Via EvocationDuParis: Pigeon’s grave is illuminated by a lamp to this day.
Next, I am struck by the massive variety of races and religions, all next to each other in the cemetery. There is, perhaps fittingly, no segregation here. You can walk along a row of graves and see 4 Crosses, 3 Stars of David and languages ranging from Korean, Arabic, Chinese and so on. This is a lovely reminder of the institutional secularism of France.
Finally, having looked around a bit, I am amazed by the number of hugely influential people buried in such a small space and by the different levels of interest their graves seem to illicit. The grave of Jean Paul Sartre and Simone de Beauvoir next to the entrance is always surrounded by photographers and covered in lipstick kisses, tributes of poems and Métro tickets (possibly related to the fact that they are also left on the grave of François Truffault, the ‘man who loved actors’ who directed “The last Métro”), but there are many others which are hidden away in the interior, which are very difficult to find.

My interest, as a musician, has always been those great luminaries of my profession. In Montparnasse, you can find Serge Gainsbourg (whose first hit song was about a Métro attendant – a nice link to Truffault) who once proposed to Whitney Houston live on TV…and offered to do much, much more.
Cesar Franck (who’s grave includes a bronze bust by Rodin) and the family tomb of the Saint-Saens family, including the great composer Camille.

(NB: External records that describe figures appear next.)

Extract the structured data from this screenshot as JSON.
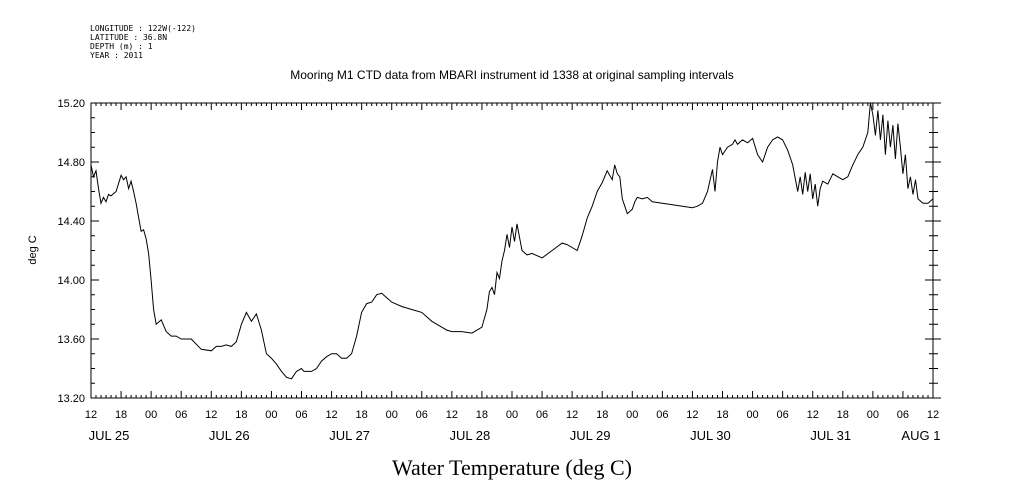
{
  "header": {
    "meta_lines": [
      "LONGITUDE : 122W(-122)",
      "LATITUDE : 36.8N",
      "DEPTH (m) : 1",
      "YEAR : 2011"
    ]
  },
  "chart_data": {
    "type": "line",
    "title": "Mooring M1 CTD data from MBARI instrument id 1338 at original sampling intervals",
    "xlabel": "Water Temperature (deg C)",
    "ylabel": "deg C",
    "x_units": "hours since JUL 25 12:00, 2011",
    "xlim": [
      0,
      168
    ],
    "ylim": [
      13.2,
      15.2
    ],
    "yticks": [
      13.2,
      13.6,
      14.0,
      14.4,
      14.8,
      15.2
    ],
    "ytick_labels": [
      "13.20",
      "13.60",
      "14.00",
      "14.40",
      "14.80",
      "15.20"
    ],
    "xtick_hours": [
      0,
      6,
      12,
      18,
      24,
      30,
      36,
      42,
      48,
      54,
      60,
      66,
      72,
      78,
      84,
      90,
      96,
      102,
      108,
      114,
      120,
      126,
      132,
      138,
      144,
      150,
      156,
      162,
      168
    ],
    "xtick_labels": [
      "12",
      "18",
      "00",
      "06",
      "12",
      "18",
      "00",
      "06",
      "12",
      "18",
      "00",
      "06",
      "12",
      "18",
      "00",
      "06",
      "12",
      "18",
      "00",
      "06",
      "12",
      "18",
      "00",
      "06",
      "12",
      "18",
      "00",
      "06",
      "12"
    ],
    "date_labels": [
      {
        "label": "JUL 25",
        "hour": 0
      },
      {
        "label": "JUL 26",
        "hour": 24
      },
      {
        "label": "JUL 27",
        "hour": 48
      },
      {
        "label": "JUL 28",
        "hour": 72
      },
      {
        "label": "JUL 29",
        "hour": 96
      },
      {
        "label": "JUL 30",
        "hour": 120
      },
      {
        "label": "JUL 31",
        "hour": 144
      },
      {
        "label": "AUG 1",
        "hour": 162
      }
    ],
    "grid": false,
    "series": [
      {
        "x": [
          0,
          0.5,
          1,
          1.5,
          2,
          2.5,
          3,
          3.5,
          4,
          5,
          6,
          6.5,
          7,
          7.5,
          8,
          8.5,
          9,
          10,
          10.5,
          11,
          11.5,
          12,
          12.5,
          13,
          14,
          15,
          16,
          17,
          18,
          20,
          22,
          24,
          25,
          26,
          27,
          28,
          29,
          30,
          31,
          32,
          33,
          34,
          35,
          36,
          37,
          38,
          39,
          40,
          41,
          42,
          42.5,
          43,
          44,
          45,
          46,
          47,
          48,
          49,
          50,
          51,
          52,
          53,
          54,
          55,
          56,
          57,
          58,
          59,
          60,
          62,
          64,
          66,
          68,
          70,
          71,
          72,
          73,
          74,
          76,
          78,
          79,
          79.5,
          80,
          80.5,
          81,
          81.5,
          82,
          82.5,
          83,
          83.5,
          84,
          84.5,
          85,
          86,
          87,
          88,
          90,
          92,
          94,
          95,
          96,
          97,
          98,
          99,
          100,
          101,
          102,
          103,
          104,
          104.5,
          105,
          105.5,
          106,
          106.5,
          107,
          108,
          108.5,
          109,
          110,
          111,
          112,
          114,
          116,
          118,
          120,
          121,
          122,
          123,
          124,
          124.5,
          125,
          125.5,
          126,
          127,
          128,
          128.5,
          129,
          130,
          131,
          132,
          133,
          134,
          135,
          136,
          137,
          138,
          139,
          140,
          141,
          141.5,
          142,
          142.5,
          143,
          143.5,
          144,
          144.5,
          145,
          145.5,
          146,
          147,
          148,
          149,
          150,
          151,
          152,
          153,
          154,
          155,
          155.5,
          156,
          156.5,
          157,
          157.5,
          158,
          158.5,
          159,
          159.5,
          160,
          160.5,
          161,
          161.5,
          162,
          162.5,
          163,
          163.5,
          164,
          164.5,
          165,
          166,
          167,
          168
        ],
        "y": [
          14.78,
          14.7,
          14.74,
          14.62,
          14.52,
          14.56,
          14.53,
          14.58,
          14.57,
          14.6,
          14.71,
          14.68,
          14.7,
          14.62,
          14.67,
          14.6,
          14.52,
          14.33,
          14.34,
          14.28,
          14.18,
          14.0,
          13.8,
          13.7,
          13.73,
          13.65,
          13.62,
          13.62,
          13.6,
          13.6,
          13.53,
          13.52,
          13.55,
          13.55,
          13.56,
          13.55,
          13.58,
          13.7,
          13.78,
          13.72,
          13.77,
          13.66,
          13.5,
          13.47,
          13.43,
          13.38,
          13.34,
          13.33,
          13.38,
          13.4,
          13.38,
          13.38,
          13.38,
          13.4,
          13.45,
          13.48,
          13.5,
          13.5,
          13.47,
          13.47,
          13.5,
          13.62,
          13.78,
          13.84,
          13.85,
          13.9,
          13.91,
          13.88,
          13.85,
          13.82,
          13.8,
          13.78,
          13.72,
          13.68,
          13.66,
          13.65,
          13.65,
          13.65,
          13.64,
          13.68,
          13.8,
          13.92,
          13.95,
          13.9,
          14.05,
          14.01,
          14.13,
          14.2,
          14.31,
          14.22,
          14.36,
          14.26,
          14.38,
          14.2,
          14.17,
          14.18,
          14.15,
          14.2,
          14.25,
          14.24,
          14.22,
          14.2,
          14.3,
          14.42,
          14.5,
          14.6,
          14.66,
          14.74,
          14.68,
          14.78,
          14.72,
          14.7,
          14.55,
          14.5,
          14.45,
          14.48,
          14.53,
          14.56,
          14.55,
          14.56,
          14.53,
          14.52,
          14.51,
          14.5,
          14.49,
          14.5,
          14.52,
          14.6,
          14.75,
          14.6,
          14.8,
          14.9,
          14.85,
          14.9,
          14.92,
          14.95,
          14.92,
          14.95,
          14.93,
          14.96,
          14.85,
          14.8,
          14.9,
          14.95,
          14.97,
          14.95,
          14.88,
          14.78,
          14.6,
          14.7,
          14.58,
          14.73,
          14.6,
          14.72,
          14.55,
          14.65,
          14.5,
          14.62,
          14.67,
          14.65,
          14.72,
          14.7,
          14.68,
          14.7,
          14.78,
          14.85,
          14.9,
          15.0,
          15.2,
          15.12,
          14.98,
          15.15,
          14.95,
          15.12,
          14.85,
          15.08,
          14.9,
          15.05,
          14.82,
          15.06,
          14.9,
          14.72,
          14.85,
          14.62,
          14.7,
          14.58,
          14.68,
          14.55,
          14.52,
          14.52,
          14.55
        ]
      }
    ]
  }
}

As well as the musicians, writers abound, including the great Charles Baudelaire, industrialists, such as André Citroën, founder of the car manufacturer which bears his name, and great soldiers and politicians, such as Porfirio Díaz, the seven-term president of Mexico.


Baudelaire’s Grave
Plots in Parisian cemeteries are quite hard to come by and one can buy plots on leases for ten, thirty or fifty years, with renewals possible, or are available to buy in perpetuity. A 2m2 plot costs as little as €720 for 10 years, up to €11,672.72 for permanent residency. Time’s up? Someone else can ‘move in’.

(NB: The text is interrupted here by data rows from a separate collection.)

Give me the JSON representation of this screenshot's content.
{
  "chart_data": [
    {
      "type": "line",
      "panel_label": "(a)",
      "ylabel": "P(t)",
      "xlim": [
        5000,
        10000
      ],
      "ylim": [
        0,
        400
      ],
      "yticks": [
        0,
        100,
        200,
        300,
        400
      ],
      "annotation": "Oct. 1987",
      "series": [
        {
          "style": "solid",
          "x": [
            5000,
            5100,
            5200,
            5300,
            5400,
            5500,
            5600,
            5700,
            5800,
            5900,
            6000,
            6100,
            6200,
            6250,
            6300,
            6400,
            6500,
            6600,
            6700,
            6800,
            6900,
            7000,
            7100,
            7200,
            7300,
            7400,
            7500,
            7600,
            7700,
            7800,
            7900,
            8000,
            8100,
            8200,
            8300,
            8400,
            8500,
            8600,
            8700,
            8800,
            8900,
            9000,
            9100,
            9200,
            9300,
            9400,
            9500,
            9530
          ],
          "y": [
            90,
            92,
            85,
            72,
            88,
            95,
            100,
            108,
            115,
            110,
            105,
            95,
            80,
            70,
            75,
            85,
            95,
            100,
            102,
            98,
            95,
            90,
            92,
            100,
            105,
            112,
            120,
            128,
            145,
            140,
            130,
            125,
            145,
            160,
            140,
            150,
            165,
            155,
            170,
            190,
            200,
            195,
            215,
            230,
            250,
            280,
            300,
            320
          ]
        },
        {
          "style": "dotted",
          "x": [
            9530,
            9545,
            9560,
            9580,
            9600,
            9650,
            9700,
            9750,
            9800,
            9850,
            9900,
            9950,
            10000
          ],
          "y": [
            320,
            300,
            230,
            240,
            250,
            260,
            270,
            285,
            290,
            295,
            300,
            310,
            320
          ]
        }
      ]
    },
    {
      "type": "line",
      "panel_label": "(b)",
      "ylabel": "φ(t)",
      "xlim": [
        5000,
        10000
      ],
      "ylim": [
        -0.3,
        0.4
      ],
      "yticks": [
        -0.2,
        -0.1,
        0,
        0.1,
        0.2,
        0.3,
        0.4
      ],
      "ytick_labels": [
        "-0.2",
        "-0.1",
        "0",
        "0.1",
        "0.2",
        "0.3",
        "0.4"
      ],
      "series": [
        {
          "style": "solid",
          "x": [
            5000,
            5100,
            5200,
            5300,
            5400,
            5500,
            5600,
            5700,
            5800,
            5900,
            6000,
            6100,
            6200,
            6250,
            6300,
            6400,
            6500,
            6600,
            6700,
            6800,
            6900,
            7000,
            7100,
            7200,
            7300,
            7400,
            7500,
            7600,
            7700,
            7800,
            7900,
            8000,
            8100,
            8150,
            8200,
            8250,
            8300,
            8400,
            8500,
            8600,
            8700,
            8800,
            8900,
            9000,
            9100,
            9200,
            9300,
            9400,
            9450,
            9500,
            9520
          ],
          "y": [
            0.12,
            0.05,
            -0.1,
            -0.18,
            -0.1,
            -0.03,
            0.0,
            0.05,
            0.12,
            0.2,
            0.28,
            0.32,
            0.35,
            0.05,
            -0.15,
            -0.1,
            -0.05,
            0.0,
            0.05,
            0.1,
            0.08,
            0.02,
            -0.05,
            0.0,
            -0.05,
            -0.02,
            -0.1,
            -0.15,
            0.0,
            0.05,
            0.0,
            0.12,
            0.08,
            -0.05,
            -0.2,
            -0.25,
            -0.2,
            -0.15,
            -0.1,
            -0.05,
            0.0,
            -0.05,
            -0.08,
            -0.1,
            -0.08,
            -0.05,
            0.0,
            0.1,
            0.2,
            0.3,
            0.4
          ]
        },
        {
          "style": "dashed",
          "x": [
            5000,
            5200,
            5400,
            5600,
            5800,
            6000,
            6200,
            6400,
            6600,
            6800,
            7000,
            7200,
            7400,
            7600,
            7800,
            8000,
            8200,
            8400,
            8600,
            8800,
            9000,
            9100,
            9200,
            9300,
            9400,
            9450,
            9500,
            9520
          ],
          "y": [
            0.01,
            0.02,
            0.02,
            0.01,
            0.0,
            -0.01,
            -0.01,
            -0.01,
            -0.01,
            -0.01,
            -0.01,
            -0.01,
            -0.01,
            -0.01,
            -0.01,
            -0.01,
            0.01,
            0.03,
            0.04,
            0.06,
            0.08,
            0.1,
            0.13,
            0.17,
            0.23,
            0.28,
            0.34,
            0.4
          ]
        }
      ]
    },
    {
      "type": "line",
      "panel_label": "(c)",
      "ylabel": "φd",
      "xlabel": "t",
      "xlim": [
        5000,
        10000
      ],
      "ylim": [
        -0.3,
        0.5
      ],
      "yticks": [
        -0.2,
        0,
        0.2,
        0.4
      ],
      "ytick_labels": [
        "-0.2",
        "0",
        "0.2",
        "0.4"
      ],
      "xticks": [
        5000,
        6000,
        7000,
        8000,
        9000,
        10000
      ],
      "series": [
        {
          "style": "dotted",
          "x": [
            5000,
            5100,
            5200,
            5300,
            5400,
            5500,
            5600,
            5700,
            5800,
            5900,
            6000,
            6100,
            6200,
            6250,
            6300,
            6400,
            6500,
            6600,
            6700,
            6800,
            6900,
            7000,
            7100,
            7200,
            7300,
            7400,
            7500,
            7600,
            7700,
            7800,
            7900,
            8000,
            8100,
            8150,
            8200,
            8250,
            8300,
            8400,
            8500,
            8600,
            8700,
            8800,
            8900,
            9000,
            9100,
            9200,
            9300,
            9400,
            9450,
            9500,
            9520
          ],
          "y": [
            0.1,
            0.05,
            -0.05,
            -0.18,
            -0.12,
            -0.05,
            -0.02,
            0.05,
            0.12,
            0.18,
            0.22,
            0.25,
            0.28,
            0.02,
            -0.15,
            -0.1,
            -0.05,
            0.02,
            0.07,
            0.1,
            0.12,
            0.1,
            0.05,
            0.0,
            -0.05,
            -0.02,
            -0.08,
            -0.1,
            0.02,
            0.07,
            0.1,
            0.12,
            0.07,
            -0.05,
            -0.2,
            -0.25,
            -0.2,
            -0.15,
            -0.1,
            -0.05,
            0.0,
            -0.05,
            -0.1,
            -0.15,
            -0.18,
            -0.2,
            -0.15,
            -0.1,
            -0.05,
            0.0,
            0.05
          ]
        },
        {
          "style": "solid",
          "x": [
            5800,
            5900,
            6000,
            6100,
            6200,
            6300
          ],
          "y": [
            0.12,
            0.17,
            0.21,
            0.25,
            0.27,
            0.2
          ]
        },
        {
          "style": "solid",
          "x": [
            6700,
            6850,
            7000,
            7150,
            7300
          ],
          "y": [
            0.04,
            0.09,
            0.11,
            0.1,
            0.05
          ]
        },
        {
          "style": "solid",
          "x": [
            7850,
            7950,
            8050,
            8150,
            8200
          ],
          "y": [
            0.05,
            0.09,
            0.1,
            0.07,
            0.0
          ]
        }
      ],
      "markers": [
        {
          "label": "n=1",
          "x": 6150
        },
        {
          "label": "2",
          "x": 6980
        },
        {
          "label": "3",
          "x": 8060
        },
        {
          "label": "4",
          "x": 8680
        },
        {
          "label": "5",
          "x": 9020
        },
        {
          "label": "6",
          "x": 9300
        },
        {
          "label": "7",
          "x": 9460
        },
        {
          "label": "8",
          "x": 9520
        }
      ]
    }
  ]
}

At those prices, it’s not hard to see why there is a fairly high turn-over. In addition to this, the authorities are able to remove those residents whose families have allowed their graves to fall into disrepair, meaning that those graves remaining are, for the most part, in very good condition.

The celestial grave of Urbain Le Verrier, the astronomer who worked out the existence of the planet of Neptune through mathematics alone! ‘The man who discovered a planet with the point of his pen’
I am left with the impression that the Parisians are doing things the right way! The cemeteries are always in very good condition and graves and tombs of all races and religions are interspersed amongst each other. Montparnasse, the second biggest cemetery in all of Paris, is worth a visit.
It is a wonderful metaphor for the city itself and a reminder that despite our differences, we all end up in the same place – what unites us is far greater than that which divides us.